Fernanda Magalhães, da 2ª Vara Criminal de Niterói
Ele foi condenado a 5 anos e 4 meses de prisão, dos quais cumpriu 2 anos no regime fechado, 2 anos no semiaberto e 1 ano e alguns meses na condicional
Vida após condenação
Ainda que esteja em liberdade, Oliveira viu a vida mudar. Antes de ser preso, ele estava terminando o ensino médio e tinha os sonhos de fazer concurso público, seguir na carreira militar, ser bombeiro ou ainda ingressar na guarda municipal.
Eu fazia o terceiro ano [do ensino médio] e estávamos em período de prova, porque fiquei em recuperação. Nisso eu fui preso. Minha vida era normal, tinha planos e sonhos, trabalhava como frentista, saía com meus amigos. Era tranquilo. Pretendia realizar esse sonho que também era da minha avó. Agora, eu não posso prestar concurso público, porque tem uma pesquisa social em uma das etapas. Ter sido condenado me impede de seguir."
Cláudio Júnior Rodrigues de Oliveira
Em regime semiaberto desde 2018, Oliveira viu tudo acontecer novamente no ano passado.
Em novembro de 2020, um novo inquérito por roubo foi aberto contra ele com base em reconhecimento fotográfico. Após a Justiça expedir o mandado de prisão no começo deste ano, ele ficou na cadeia por três meses. Desta vez, Cláudio contou com a ajuda da advogada Ana Cláudia Abreu Lourenço, que se sensibilizou pelo caso e resolveu não cobrar para auxiliá-lo.
"Minha advogada pediu o Habeas Corpus, o juiz de plantão aceitou, mas aí juiz do caso mandou me prender novamente, ela [advogada] entrou com um novo Habeas Corpus e aí o juiz analisou melhor e me liberou", explicou Cláudio.
O medo de ser confundido com algum criminoso novamente fez Oliveira tomar a precaução de tirar fotos três vezes ao dia. Ele aprendeu o expediente após ver uma reportagem na TV sobre um homem constantemente preso injustamente pela polícia. Por isso, ele tenta colocar nas imagens o horário e local para que sirvam como álibi caso aconteça novamente.

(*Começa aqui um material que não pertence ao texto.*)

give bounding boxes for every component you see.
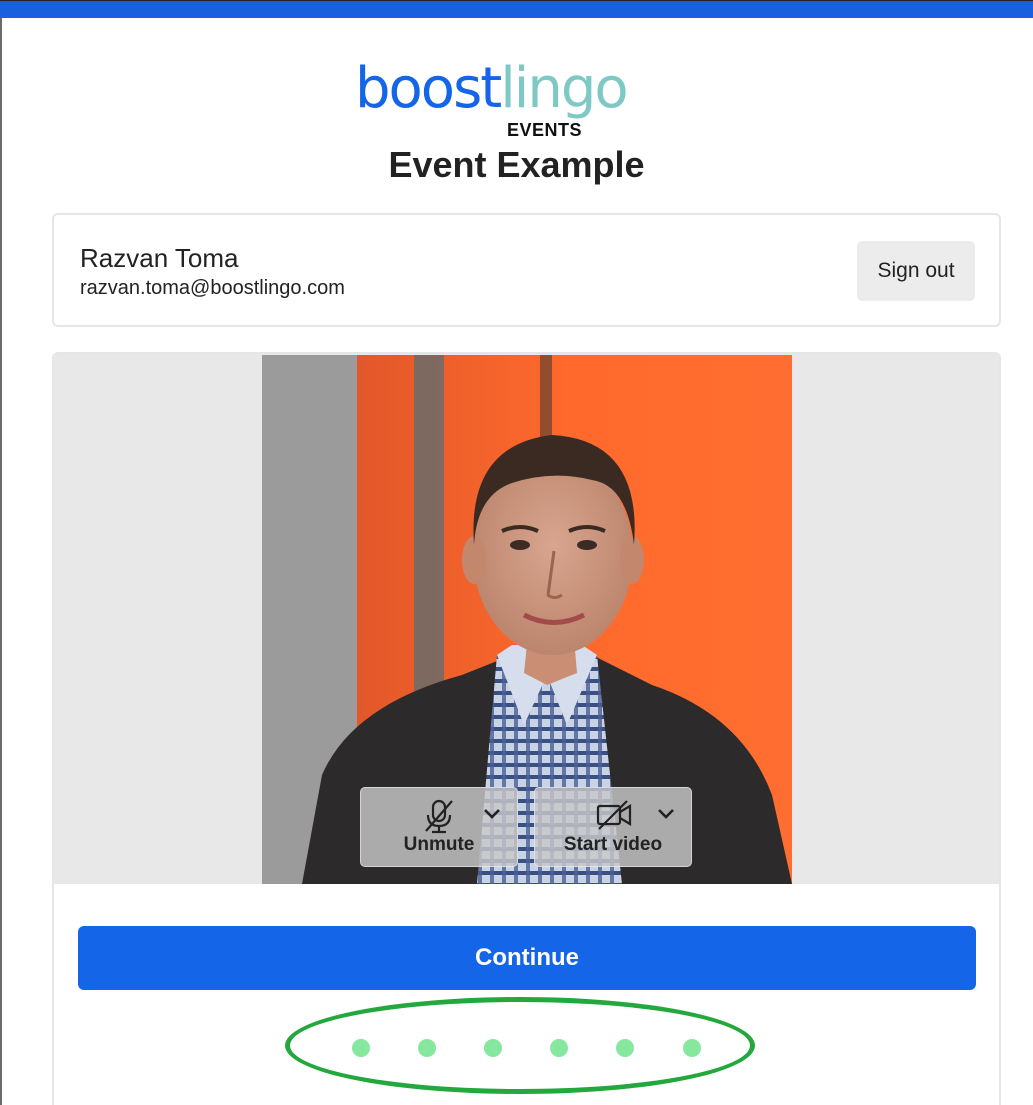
sign-out-button[interactable]: Sign out [857, 241, 975, 301]
logo-wordmark: boostlingo [355, 54, 629, 124]
boostlingo-events-logo: boostlingo EVENTS [355, 56, 675, 144]
logo-boost: boost [355, 56, 502, 121]
microphone-off-icon [425, 799, 453, 834]
start-video-button[interactable]: Start video [534, 787, 692, 867]
continue-button[interactable]: Continue [78, 926, 976, 990]
unmute-label: Unmute [403, 834, 475, 855]
camera-off-icon [596, 800, 632, 830]
loading-dot [683, 1039, 701, 1057]
unmute-button[interactable]: Unmute [360, 787, 518, 867]
user-name: Razvan Toma [80, 243, 239, 273]
event-title: Event Example [388, 144, 645, 185]
video-options-chevron-down-icon[interactable] [657, 808, 675, 820]
video-preview-card: Unmute Start video Continue [52, 352, 1001, 1105]
camera-preview-image [262, 355, 792, 884]
loading-dot [616, 1039, 634, 1057]
browser-top-bar [0, 0, 1033, 18]
loading-dot [550, 1039, 568, 1057]
user-email: razvan.toma@boostlingo.com [80, 277, 345, 299]
loading-dot [352, 1039, 370, 1057]
loading-dot [484, 1039, 502, 1057]
unmute-options-chevron-down-icon[interactable] [483, 808, 501, 820]
user-card: Razvan Toma razvan.toma@boostlingo.com S… [52, 213, 1001, 327]
logo-lingo: lingo [500, 56, 628, 121]
video-preview-area: Unmute Start video [54, 354, 999, 884]
start-video-label: Start video [563, 834, 663, 855]
loading-dot [418, 1039, 436, 1057]
camera-preview [262, 355, 792, 884]
logo-subtitle: EVENTS [507, 120, 583, 140]
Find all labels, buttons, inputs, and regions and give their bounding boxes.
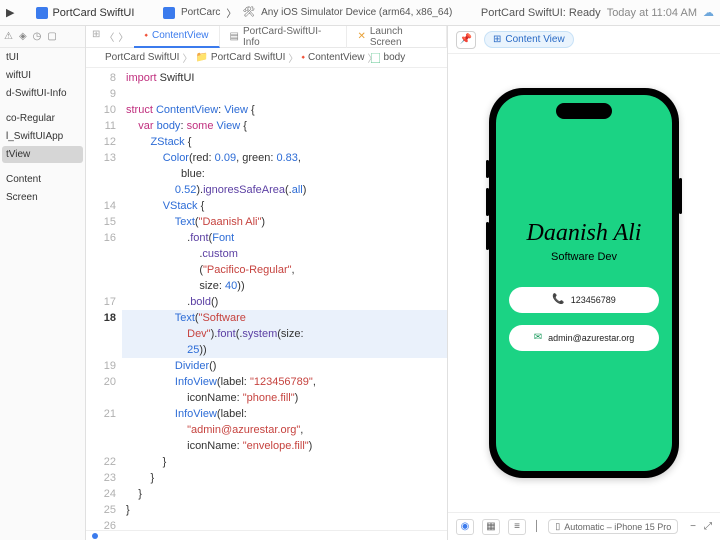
navigator-panel: ⚠ ◈ ◷ ▢ tUIwiftUId-SwiftUI-Info co-Regula… (0, 26, 86, 540)
project-selector[interactable]: PortCard SwiftUI (36, 7, 134, 19)
jump-bar[interactable]: PortCard SwiftUI〉 📁 PortCard SwiftUI〉 ⬩ … (86, 48, 447, 68)
plist-icon: ▤ (230, 31, 239, 42)
top-toolbar: ▶ PortCard SwiftUI PortCarc 〉 🛠 Any iOS … (0, 0, 720, 26)
app-icon (36, 7, 48, 19)
code-line[interactable]: .bold() (122, 294, 447, 310)
build-status: PortCard SwiftUI: Ready (481, 7, 601, 19)
code-line[interactable]: InfoView(label: "123456789", (122, 374, 447, 390)
code-line[interactable]: Dev").font(.system(size: (122, 326, 447, 342)
run-button[interactable]: ▶ (6, 6, 14, 19)
code-line[interactable]: .font(Font (122, 230, 447, 246)
editor-nav[interactable]: ⊞ 〈 〉 (86, 29, 134, 44)
storyboard-icon: ✕ (357, 31, 365, 42)
code-line[interactable]: size: 40)) (122, 278, 447, 294)
live-button[interactable]: ◉ (456, 519, 474, 535)
scheme-icon (163, 7, 175, 19)
square-icon[interactable]: ▢ (47, 31, 56, 42)
clock-icon[interactable]: ◷ (33, 31, 42, 42)
nav-item[interactable]: d-SwiftUI-Info (2, 85, 83, 102)
grid-icon: ⊞ (493, 34, 501, 45)
related-icon[interactable]: ⊞ (92, 29, 100, 44)
swift-file-icon: ⬩ (144, 30, 148, 41)
forward-icon[interactable]: 〉 (118, 29, 128, 44)
folder-icon: 📁 (195, 52, 207, 63)
editor-area: ⊞ 〈 〉 ⬩ContentView▤PortCard-SwiftUI-Info… (86, 26, 448, 540)
dynamic-island (556, 103, 612, 119)
code-line[interactable]: ZStack { (122, 134, 447, 150)
editor-tab[interactable]: ▤PortCard-SwiftUI-Info (220, 26, 348, 48)
code-line[interactable]: import SwiftUI (122, 70, 447, 86)
file-navigator[interactable]: tUIwiftUId-SwiftUI-Info co-Regularl_Swift… (0, 48, 85, 540)
code-line[interactable]: Color(red: 0.09, green: 0.83, (122, 150, 447, 166)
nav-item[interactable]: l_SwiftUIApp (2, 128, 83, 145)
preview-chip[interactable]: ⊞ Content View (484, 31, 574, 48)
code-line[interactable]: } (122, 502, 447, 518)
code-line[interactable] (122, 86, 447, 102)
code-line[interactable]: var body: some View { (122, 118, 447, 134)
zoom-label[interactable]: ⤢ (704, 521, 712, 532)
scheme-status[interactable]: PortCarc 〉 🛠 Any iOS Simulator Device (a… (140, 5, 474, 20)
canvas-toolbar: ◉ ▦ ≡ │ ▯ Automatic – iPhone 15 Pro − ⤢ (448, 512, 720, 540)
device-screen: Daanish Ali Software Dev 📞 123456789 ✉ a… (496, 95, 672, 471)
code-line[interactable]: } (122, 454, 447, 470)
build-time: Today at 11:04 AM (607, 7, 697, 19)
pin-button[interactable]: 📌 (456, 31, 476, 49)
code-line[interactable]: 0.52).ignoresSafeArea(.all) (122, 182, 447, 198)
device-selector[interactable]: ▯ Automatic – iPhone 15 Pro (548, 519, 678, 534)
phone-pill: 📞 123456789 (509, 287, 659, 313)
email-pill: ✉ admin@azurestar.org (509, 325, 659, 351)
zoom-out-button[interactable]: − (690, 521, 696, 532)
nav-item[interactable]: Content (2, 171, 83, 188)
editor-tab[interactable]: ⬩ContentView (134, 26, 219, 48)
editor-footer (86, 530, 447, 540)
breakpoint-dot[interactable] (92, 533, 98, 539)
phone-icon: 📞 (552, 294, 564, 305)
nav-item[interactable] (2, 164, 83, 170)
swift-icon: ⬩ (301, 52, 305, 63)
selectable-button[interactable]: ▦ (482, 519, 500, 535)
hammer-icon: 🛠 (242, 7, 255, 18)
card-name: Daanish Ali (527, 220, 642, 247)
cloud-icon[interactable]: ☁ (703, 6, 714, 19)
code-line[interactable]: ("Pacifico-Regular", (122, 262, 447, 278)
project-icon (92, 53, 102, 63)
preview-canvas[interactable]: Daanish Ali Software Dev 📞 123456789 ✉ a… (448, 54, 720, 512)
source-editor[interactable]: 8910111213141516171819202122232425262728… (86, 68, 447, 530)
navigator-selector[interactable]: ⚠ ◈ ◷ ▢ (0, 26, 85, 48)
code-line[interactable]: Text("Daanish Ali") (122, 214, 447, 230)
device-frame: Daanish Ali Software Dev 📞 123456789 ✉ a… (489, 88, 679, 478)
editor-tab[interactable]: ✕Launch Screen (347, 26, 447, 48)
code-line[interactable]: .custom (122, 246, 447, 262)
editor-tabs: ⬩ContentView▤PortCard-SwiftUI-Info✕Launc… (134, 26, 447, 48)
code-line[interactable]: Text("Software (122, 310, 447, 326)
code-line[interactable]: InfoView(label: (122, 406, 447, 422)
nav-item[interactable]: tUI (2, 49, 83, 66)
code-line[interactable]: } (122, 486, 447, 502)
diamond-icon[interactable]: ◈ (19, 31, 27, 42)
card-role: Software Dev (551, 251, 617, 263)
iphone-icon: ▯ (555, 521, 560, 532)
nav-item[interactable]: co-Regular (2, 110, 83, 127)
code-line[interactable] (122, 518, 447, 530)
code-line[interactable]: VStack { (122, 198, 447, 214)
code-line[interactable]: iconName: "phone.fill") (122, 390, 447, 406)
nav-item[interactable]: tView (2, 146, 83, 163)
code-line[interactable]: struct ContentView: View { (122, 102, 447, 118)
nav-item[interactable]: Screen (2, 189, 83, 206)
code-line[interactable]: blue: (122, 166, 447, 182)
variants-button[interactable]: ≡ (508, 519, 526, 535)
nav-item[interactable] (2, 103, 83, 109)
code-line[interactable]: Divider() (122, 358, 447, 374)
warning-icon[interactable]: ⚠ (4, 31, 13, 42)
code-line[interactable]: iconName: "envelope.fill") (122, 438, 447, 454)
nav-item[interactable]: wiftUI (2, 67, 83, 84)
envelope-icon: ✉ (534, 332, 542, 343)
code-line[interactable]: 25)) (122, 342, 447, 358)
code-line[interactable]: "admin@azurestar.org", (122, 422, 447, 438)
back-icon[interactable]: 〈 (104, 29, 114, 44)
preview-panel: 📌 ⊞ Content View Daanish Ali Software De… (448, 26, 720, 540)
code-line[interactable]: } (122, 470, 447, 486)
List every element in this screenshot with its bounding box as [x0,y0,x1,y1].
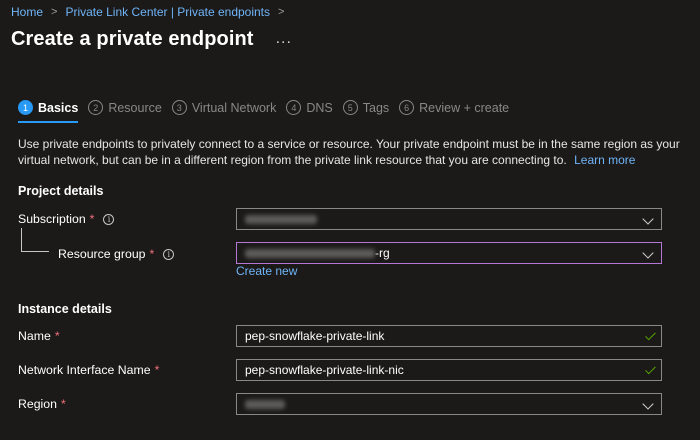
tab-review-create[interactable]: 6 Review + create [399,100,509,123]
breadcrumb-home-link[interactable]: Home [11,5,43,19]
project-details-heading: Project details [18,184,104,198]
nic-name-input[interactable]: pep-snowflake-private-link-nic [236,359,662,381]
chevron-down-icon [642,398,654,410]
tab-label: Resource [108,100,162,115]
required-marker: * [154,363,160,377]
tab-basics[interactable]: 1 Basics [18,100,79,123]
tab-virtual-network[interactable]: 3 Virtual Network [171,100,277,123]
breadcrumb-separator-icon: > [278,6,285,18]
required-marker: * [54,329,60,343]
checkmark-icon [645,329,656,341]
chevron-down-icon [642,213,654,225]
resource-group-label-text: Resource group [58,247,146,261]
tab-tags[interactable]: 5 Tags [342,100,390,123]
breadcrumb: Home > Private Link Center | Private end… [11,5,284,19]
step-number-icon: 3 [171,100,187,115]
wizard-tabs: 1 Basics 2 Resource 3 Virtual Network 4 … [18,100,509,123]
breadcrumb-private-endpoints-link[interactable]: Private Link Center | Private endpoints [65,5,270,19]
instance-details-heading: Instance details [18,302,112,316]
learn-more-link[interactable]: Learn more [574,153,635,167]
step-number-icon: 5 [342,100,358,115]
page-title: Create a private endpoint [11,28,254,50]
resource-group-value-suffix: -rg [375,246,390,260]
tab-resource[interactable]: 2 Resource [88,100,162,123]
step-number-icon: 6 [399,100,415,115]
description: Use private endpoints to privately conne… [18,136,688,168]
title-row: Create a private endpoint ... [11,28,292,51]
nic-name-input-value: pep-snowflake-private-link-nic [245,363,404,377]
region-dropdown[interactable] [236,393,662,415]
tree-connector [21,228,49,252]
tab-dns[interactable]: 4 DNS [286,100,333,123]
nic-name-label: Network Interface Name * [18,363,159,377]
tab-label: DNS [306,100,333,115]
tab-label: Review + create [419,100,510,115]
required-marker: * [89,212,95,226]
region-label-text: Region [18,397,57,411]
tab-label: Basics [38,100,79,115]
region-label: Region * [18,397,66,411]
resource-group-redacted-value [245,248,375,258]
breadcrumb-separator-icon: > [51,6,58,18]
subscription-redacted-value [245,214,317,224]
tab-label: Tags [362,100,390,115]
nic-name-label-text: Network Interface Name [18,363,151,377]
subscription-label-text: Subscription [18,212,86,226]
step-number-icon: 1 [18,100,33,115]
region-redacted-value [245,399,285,409]
step-number-icon: 4 [286,100,302,115]
subscription-label: Subscription * i [18,212,115,226]
name-input[interactable]: pep-snowflake-private-link [236,325,662,347]
tab-label: Virtual Network [191,100,277,115]
chevron-down-icon [642,247,654,259]
required-marker: * [60,397,66,411]
info-icon[interactable]: i [163,248,175,260]
name-input-value: pep-snowflake-private-link [245,329,385,343]
create-new-link[interactable]: Create new [236,264,297,278]
ellipsis-icon[interactable]: ... [276,30,292,48]
step-number-icon: 2 [88,100,104,115]
name-label: Name * [18,329,60,343]
subscription-dropdown[interactable] [236,208,662,230]
name-label-text: Name [18,329,51,343]
resource-group-dropdown[interactable]: -rg [236,242,662,264]
info-icon[interactable]: i [103,213,115,225]
resource-group-label: Resource group * i [58,247,175,261]
checkmark-icon [645,363,656,375]
required-marker: * [149,247,155,261]
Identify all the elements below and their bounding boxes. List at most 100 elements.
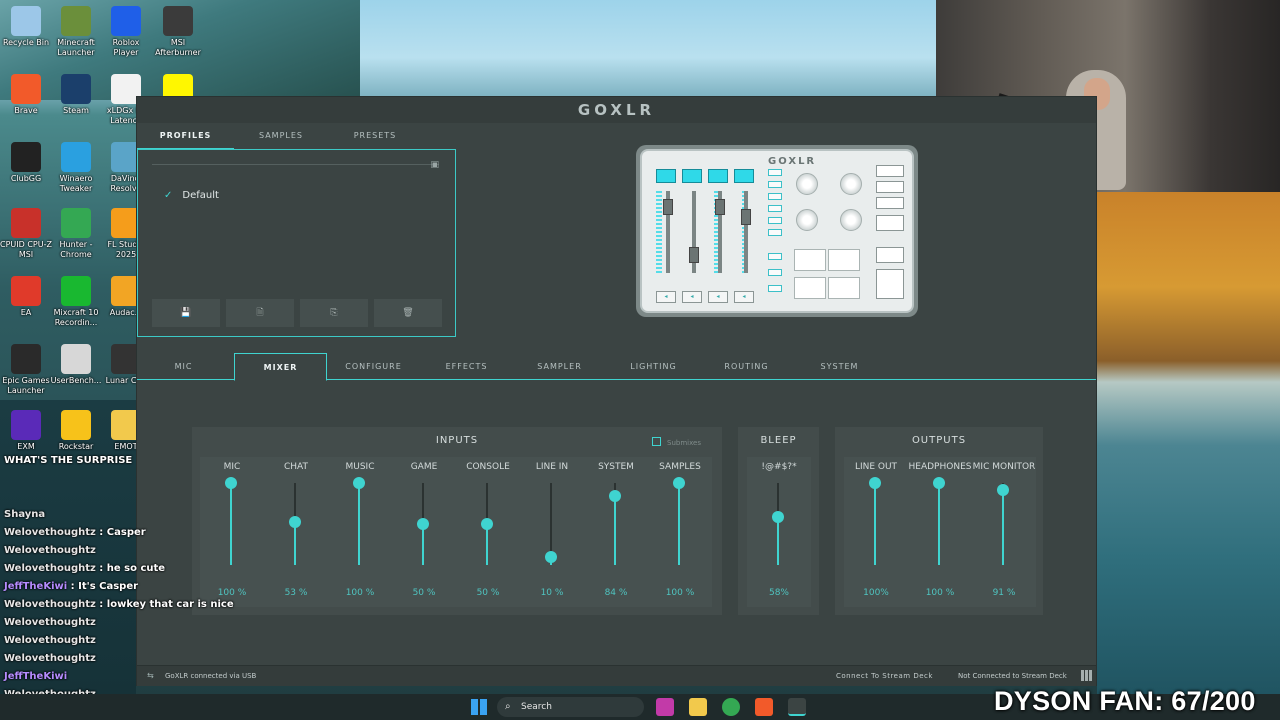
device-effect-button[interactable] xyxy=(768,229,782,236)
checkbox[interactable] xyxy=(652,437,661,446)
volume-slider-handle[interactable] xyxy=(225,477,237,489)
volume-slider-handle[interactable] xyxy=(869,477,881,489)
device-effect-button[interactable] xyxy=(768,181,782,188)
device-screen[interactable] xyxy=(708,169,728,183)
desktop-shortcut[interactable]: Recycle Bin xyxy=(0,6,52,48)
tab-presets[interactable]: PRESETS xyxy=(328,123,422,149)
device-fader-knob[interactable] xyxy=(663,199,673,215)
desktop-shortcut[interactable]: EA xyxy=(0,276,52,318)
chrome-icon[interactable] xyxy=(722,698,740,716)
device-sample-pad[interactable] xyxy=(794,249,826,271)
volume-slider-handle[interactable] xyxy=(289,516,301,528)
volume-slider-handle[interactable] xyxy=(481,518,493,530)
title-bar[interactable]: GOXLR xyxy=(137,97,1096,123)
device-sample-button[interactable] xyxy=(768,285,782,292)
folder-icon[interactable]: ▣ xyxy=(430,160,439,170)
tab-sampler[interactable]: SAMPLER xyxy=(513,353,606,380)
device-sample-button[interactable] xyxy=(768,269,782,276)
device-effect-button[interactable] xyxy=(768,205,782,212)
device-mute-button[interactable]: ◂ xyxy=(682,291,702,303)
tab-effects[interactable]: EFFECTS xyxy=(420,353,513,380)
submixes-toggle[interactable]: Submixes xyxy=(652,437,701,447)
device-effect-button[interactable] xyxy=(768,169,782,176)
device-knob[interactable] xyxy=(840,173,862,195)
device-right-button[interactable] xyxy=(876,181,904,193)
device-screen[interactable] xyxy=(734,169,754,183)
profile-tabs: PROFILES SAMPLES PRESETS xyxy=(137,123,457,149)
device-effect-button[interactable] xyxy=(768,217,782,224)
connect-stream-deck-button[interactable]: Connect To Stream Deck xyxy=(836,672,933,680)
tab-lighting[interactable]: LIGHTING xyxy=(607,353,700,380)
tab-profiles[interactable]: PROFILES xyxy=(137,123,234,149)
chat-message: Welovethoughtz xyxy=(4,650,194,668)
tab-configure[interactable]: CONFIGURE xyxy=(327,353,420,380)
desktop-shortcut[interactable]: EXM xyxy=(0,410,52,452)
copy-profile-button[interactable]: ⎘ xyxy=(300,299,368,327)
file-explorer-icon[interactable] xyxy=(689,698,707,716)
device-fader-knob[interactable] xyxy=(715,199,725,215)
device-mute-button[interactable]: ◂ xyxy=(734,291,754,303)
device-right-button[interactable] xyxy=(876,215,904,231)
volume-slider-handle[interactable] xyxy=(609,490,621,502)
save-profile-button[interactable]: 💾 xyxy=(152,299,220,327)
desktop-shortcut[interactable]: ClubGG xyxy=(0,142,52,184)
channel-label: HEADPHONES xyxy=(908,462,972,472)
winaero-tweaker-icon xyxy=(61,142,91,172)
device-sample-pad[interactable] xyxy=(828,249,860,271)
tab-samples[interactable]: SAMPLES xyxy=(234,123,328,149)
device-fader-knob[interactable] xyxy=(689,247,699,263)
copilot-icon[interactable] xyxy=(656,698,674,716)
desktop-shortcut[interactable]: Hunter - Chrome xyxy=(50,208,102,260)
device-knob[interactable] xyxy=(840,209,862,231)
volume-slider-handle[interactable] xyxy=(772,511,784,523)
tab-mixer[interactable]: MIXER xyxy=(234,353,327,381)
device-fader-knob[interactable] xyxy=(741,209,751,225)
device-sample-pad[interactable] xyxy=(828,277,860,299)
device-screen[interactable] xyxy=(656,169,676,183)
device-sample-button[interactable] xyxy=(768,253,782,260)
device-knob[interactable] xyxy=(796,173,818,195)
goxlr-taskbar-icon[interactable] xyxy=(788,698,806,716)
delete-profile-button[interactable]: 🗑 xyxy=(374,299,442,327)
device-fader[interactable] xyxy=(744,191,748,273)
brave-icon[interactable] xyxy=(755,698,773,716)
device-right-button[interactable] xyxy=(876,165,904,177)
tab-routing[interactable]: ROUTING xyxy=(700,353,793,380)
device-screen[interactable] xyxy=(682,169,702,183)
desktop-shortcut[interactable]: UserBench... xyxy=(50,344,102,386)
volume-slider-handle[interactable] xyxy=(417,518,429,530)
desktop-shortcut[interactable]: Rockstar xyxy=(50,410,102,452)
device-effect-button[interactable] xyxy=(768,193,782,200)
search-box[interactable]: ⌕ Search xyxy=(497,697,644,717)
profile-item-default[interactable]: ✓ Default xyxy=(164,190,219,201)
device-cough-button[interactable] xyxy=(876,269,904,299)
desktop-shortcut[interactable]: CPUID CPU-Z MSI xyxy=(0,208,52,260)
device-mute-button[interactable]: ◂ xyxy=(656,291,676,303)
desktop-shortcut[interactable]: Minecraft Launcher xyxy=(50,6,102,58)
input-channel-chat: CHAT 53 % xyxy=(264,457,328,607)
windows-start-icon[interactable] xyxy=(471,699,487,715)
device-knob[interactable] xyxy=(796,209,818,231)
device-right-button[interactable] xyxy=(876,197,904,209)
input-channel-line-in: LINE IN 10 % xyxy=(520,457,584,607)
tab-system[interactable]: SYSTEM xyxy=(793,353,886,380)
volume-slider-handle[interactable] xyxy=(353,477,365,489)
volume-slider-handle[interactable] xyxy=(673,477,685,489)
desktop-shortcut[interactable]: Epic Games Launcher xyxy=(0,344,52,396)
new-profile-button[interactable]: 🗎 xyxy=(226,299,294,327)
volume-slider-handle[interactable] xyxy=(933,477,945,489)
desktop-shortcut[interactable]: Brave xyxy=(0,74,52,116)
device-sample-pad[interactable] xyxy=(794,277,826,299)
desktop-shortcut[interactable]: Winaero Tweaker xyxy=(50,142,102,194)
device-mute-button[interactable]: ◂ xyxy=(708,291,728,303)
tab-mic[interactable]: MIC xyxy=(137,353,230,380)
desktop-shortcut[interactable]: Mixcraft 10 Recordin... xyxy=(50,276,102,328)
grid-icon[interactable] xyxy=(1081,670,1092,681)
output-channel-mic-monitor: MIC MONITOR 91 % xyxy=(972,457,1036,607)
volume-slider-handle[interactable] xyxy=(997,484,1009,496)
volume-slider-handle[interactable] xyxy=(545,551,557,563)
device-right-button[interactable] xyxy=(876,247,904,263)
desktop-shortcut[interactable]: Steam xyxy=(50,74,102,116)
desktop-shortcut[interactable]: Roblox Player xyxy=(100,6,152,58)
desktop-shortcut[interactable]: MSI Afterburner xyxy=(152,6,204,58)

Toda vez que saio de casa, dou um beijo na minha esposa e filha. Sempre pode ser uma última vez. Queria que as pessoas se conscientizassem. Poxa, quando você aponta para uma pessoa [inocente] numa delegacia, naquele momento você acaba com a vida dela."
Cláudio Júnior Rodrigues de Oliveira
Sonhos perdidos
Desde que começou a ser acusado injustamente, a família já precisou desembolsar cerca de R$ 28 mil para custear advogados contratados que atuam nos processos. "Saiu do bolso da minha família. Mas, para ajudar, venderam quentinhas, fizeram rifas de perfumes, os amigos ajudaram com o que podiam. Eles abraçaram minha causa", disse Oliveira.
Depois de ter sido solto, em abril deste ano, ele e a advogada conseguiram contar com a ajuda da Comissão de Direitos Humanos da OAB (Ordem dos Advogados) no Rio para tentar tirar a foto dele das delegacias.
Sonia Ferreira, integrante da Comissão, tem participado de audiências dos novos casos abertos. "Já oficiamos os juízes de dois processos, bem como protocolamos ofícios nas três delegacias [em Niterói e em São Gonçalo] nas quais foram iniciados os Inquéritos policiais que originaram os 14 processos", explicou.
Procurada pelo UOL, a Secretaria de Polícia Civil informou que "a atual gestão recomendou que os delegados não usem apenas o reconhecimento fotográfico como única prova em inquéritos policiais para pedir a prisão de suspeitos".
Em nota, a pasta disse ainda que "o reconhecimento por foto, que é aceito pela Justiça, é um instrumento importante para o início de uma investigação, mas deve ser ratificado por outras provas técnicas na busca pela verdade".